University of Calgary

Construction begins on Taylor Institute for Teaching and Learning

UToday HomeMay 8, 2013

The university community and visitors to campus will now begin to notice changes around the old Nickle Museum site. As the future home of the Taylor Institute for Teaching and Learning, the 4,000 square-metre building site will be under construction until late 2015.

Safety around the construction site is a priority for the project management team. There will be changes and detours for pedestrians and vehicles, but, as much as possible, the team is aiming to minimize these disruptions.

Traffic flow on the north side of campus will be affected. New directional signs will go up and revised campus maps will appear online as changes go into effect. Flag people will direct traffic as needed.

The loop on the north side of MacEwan Student Centre will shortly be closed for the duration of the project. There will be a new shortened loop in its place for barrier-free and emergency vehicle access. The underground parking lot beneath the MacEwan Student Centre will remain open.

Collegiate Place, the road that runs parallel to the Calgary Centre for Innovative Technology (CCIT), between parking lots 12 and 13, will be the primary route for construction traffic. Lots 12 and 13 will be given new entrances, located north of the current entrances along Collegiate Place, which will be blocked off for safety reasons. Regular vehicle traffic will be controlled in this area.

Getting from kinesiology to the engineering complex and CCIT on foot will also be affected by construction. However, defined and safe paths will be created for pedestrians and cyclists.

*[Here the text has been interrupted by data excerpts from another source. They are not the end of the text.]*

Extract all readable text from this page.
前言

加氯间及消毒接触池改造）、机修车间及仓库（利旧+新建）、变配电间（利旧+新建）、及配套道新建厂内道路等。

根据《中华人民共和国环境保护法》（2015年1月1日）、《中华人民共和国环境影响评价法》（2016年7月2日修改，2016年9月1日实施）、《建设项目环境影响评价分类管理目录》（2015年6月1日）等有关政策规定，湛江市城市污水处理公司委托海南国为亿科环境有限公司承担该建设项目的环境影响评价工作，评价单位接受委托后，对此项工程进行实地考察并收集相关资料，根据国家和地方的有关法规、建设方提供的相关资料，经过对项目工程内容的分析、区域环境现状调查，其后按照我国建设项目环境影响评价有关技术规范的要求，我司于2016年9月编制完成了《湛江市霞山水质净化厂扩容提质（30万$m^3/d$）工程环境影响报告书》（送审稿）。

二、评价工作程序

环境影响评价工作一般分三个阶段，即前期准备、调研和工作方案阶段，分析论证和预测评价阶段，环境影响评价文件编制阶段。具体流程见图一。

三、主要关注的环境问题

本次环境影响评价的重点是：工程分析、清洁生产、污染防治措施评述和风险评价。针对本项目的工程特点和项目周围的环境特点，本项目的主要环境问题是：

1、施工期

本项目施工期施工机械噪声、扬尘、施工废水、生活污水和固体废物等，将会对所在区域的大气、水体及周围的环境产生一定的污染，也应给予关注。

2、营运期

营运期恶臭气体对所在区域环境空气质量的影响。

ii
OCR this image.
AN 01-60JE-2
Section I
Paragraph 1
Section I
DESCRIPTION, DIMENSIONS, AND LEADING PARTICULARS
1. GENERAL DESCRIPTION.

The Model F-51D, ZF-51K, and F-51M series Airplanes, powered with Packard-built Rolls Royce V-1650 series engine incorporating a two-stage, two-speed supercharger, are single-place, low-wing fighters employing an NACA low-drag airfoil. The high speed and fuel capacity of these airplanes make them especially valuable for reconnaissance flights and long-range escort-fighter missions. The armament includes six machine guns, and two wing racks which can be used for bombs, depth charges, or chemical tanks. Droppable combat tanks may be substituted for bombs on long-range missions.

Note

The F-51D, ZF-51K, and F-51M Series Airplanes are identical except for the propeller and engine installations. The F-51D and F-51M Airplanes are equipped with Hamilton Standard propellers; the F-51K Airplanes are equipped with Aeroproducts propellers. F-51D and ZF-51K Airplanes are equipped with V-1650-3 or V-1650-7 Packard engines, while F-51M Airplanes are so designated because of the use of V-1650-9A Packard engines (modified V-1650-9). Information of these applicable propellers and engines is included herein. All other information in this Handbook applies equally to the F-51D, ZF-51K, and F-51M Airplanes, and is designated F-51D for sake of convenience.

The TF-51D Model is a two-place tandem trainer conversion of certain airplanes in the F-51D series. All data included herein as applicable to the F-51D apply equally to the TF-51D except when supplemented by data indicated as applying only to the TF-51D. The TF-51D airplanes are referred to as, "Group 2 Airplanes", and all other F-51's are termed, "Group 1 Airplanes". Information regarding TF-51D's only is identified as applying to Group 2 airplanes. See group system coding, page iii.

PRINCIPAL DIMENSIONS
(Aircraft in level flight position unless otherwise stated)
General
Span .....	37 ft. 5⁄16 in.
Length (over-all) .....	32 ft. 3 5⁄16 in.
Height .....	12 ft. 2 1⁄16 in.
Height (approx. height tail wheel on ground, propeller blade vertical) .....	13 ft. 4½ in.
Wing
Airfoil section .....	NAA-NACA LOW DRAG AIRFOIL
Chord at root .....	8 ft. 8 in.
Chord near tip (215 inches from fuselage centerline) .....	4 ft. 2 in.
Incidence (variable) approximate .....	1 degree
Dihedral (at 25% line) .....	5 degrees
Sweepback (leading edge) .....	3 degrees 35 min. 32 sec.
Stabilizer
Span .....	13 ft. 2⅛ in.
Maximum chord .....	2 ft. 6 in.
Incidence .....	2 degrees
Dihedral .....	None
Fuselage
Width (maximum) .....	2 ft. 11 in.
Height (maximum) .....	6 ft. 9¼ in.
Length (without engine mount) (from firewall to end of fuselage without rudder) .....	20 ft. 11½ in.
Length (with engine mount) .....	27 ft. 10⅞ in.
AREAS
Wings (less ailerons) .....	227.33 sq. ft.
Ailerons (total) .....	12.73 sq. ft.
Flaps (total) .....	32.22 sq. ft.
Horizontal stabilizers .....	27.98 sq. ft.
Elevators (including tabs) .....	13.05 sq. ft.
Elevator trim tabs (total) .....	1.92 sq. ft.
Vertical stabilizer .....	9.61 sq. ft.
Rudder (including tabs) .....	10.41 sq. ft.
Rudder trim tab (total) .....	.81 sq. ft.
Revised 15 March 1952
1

Some trees around the old Nickle building will be taken down because of the construction. They will be mulched for use elsewhere on campus.

University of Calgary’s Grounds Maintenance and the project’s landscape architect were consulted to ensure as few trees as possible are removed. Twenty-five trees will be impacted, some of which are near the end of their normal lifespans.

In the fall, the campus community will have input into the development of the university’s Landscape Master Plan. This plan will aim to replace trees and shrubs, like those affected by the construction, with native species in sustainable locations around campus.